A few also believe Paris Las Vegas will exceed the $120 million incremental increase Pusateri projects, citing the first-year performance of New York-New York, which posted $130 million of cash flow in 1997 with 900 fewer rooms than Paris. New York-New York's number fell to an estimated $100 million in 1998.

With estimates for Paris' cash flow ranging from $120 million to as high as $160 million, the projections would translate to a return on the project's $800 million cost of 15 to 20 percent.
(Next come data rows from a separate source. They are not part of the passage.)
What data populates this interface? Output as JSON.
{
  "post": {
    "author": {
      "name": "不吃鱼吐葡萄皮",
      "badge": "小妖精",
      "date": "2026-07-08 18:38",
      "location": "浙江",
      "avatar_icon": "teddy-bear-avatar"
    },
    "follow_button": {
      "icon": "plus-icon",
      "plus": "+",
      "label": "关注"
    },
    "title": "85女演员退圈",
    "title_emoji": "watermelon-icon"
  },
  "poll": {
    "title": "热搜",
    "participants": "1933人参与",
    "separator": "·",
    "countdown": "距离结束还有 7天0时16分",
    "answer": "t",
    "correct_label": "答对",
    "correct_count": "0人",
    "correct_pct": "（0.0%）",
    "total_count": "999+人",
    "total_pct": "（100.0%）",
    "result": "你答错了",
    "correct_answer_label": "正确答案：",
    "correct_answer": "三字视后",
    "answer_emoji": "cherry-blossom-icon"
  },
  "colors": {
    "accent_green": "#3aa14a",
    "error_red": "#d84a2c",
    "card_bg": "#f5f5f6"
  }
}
While a bit lower than historical returns for the most successful new Las Vegas resort investments, such numbers would exceed the initial returns of Bellagio, Mandalay Bay and Venetian, the other three mega-resorts that have opened within the past year.

Pusateri, who oversees both Bally's and Paris, notes that the two hotel-casinos share reservation and switchboard services and other operations, which will help to control costs. The properties also give Park Place Entertainment 5,700 rooms at the southeast corner of Flamingo Avenue and the Strip, a"critical mass" that analysts expect will benefit the combined operation.

"We can capitalize on the Bally's brand name, which is very well known, and combine it with Paris, which will be a 'must-see' resort," Pusateri said. And it's not just tourists expressing interest in the resort.

Paris Las Vegas' ballrooms and salons, coupled with those of Bally's, give the complex 315,000 square feet of meeting space, any or all of which can be booked through a single sales department.

With Paris Las Vegas now open for business, there are three resorts left to debut in the current and largest-ever wave of Las Vegas hotel-casino construction. The $1.3 billion, 2,567-room Aladdin-Desert Passage resort on the Strip just south of Paris Las Vegas is scheduled to open next spring, the 496-room Hyatt Regency Lake Las Vegas project in Henderson is expected to open by year's end and locals oriented Suncoast opens in Summerlin in Fall 2000.

The Venetian and the Resort at Summerlin, also part of the current wave, underwent "soft" openings with some attractions still unfinished.

That fact wasn't lost on Goldberg.

"It was brought in on budget and, more importantly, on time," Goldberg said. "We're not going to have three grand openings."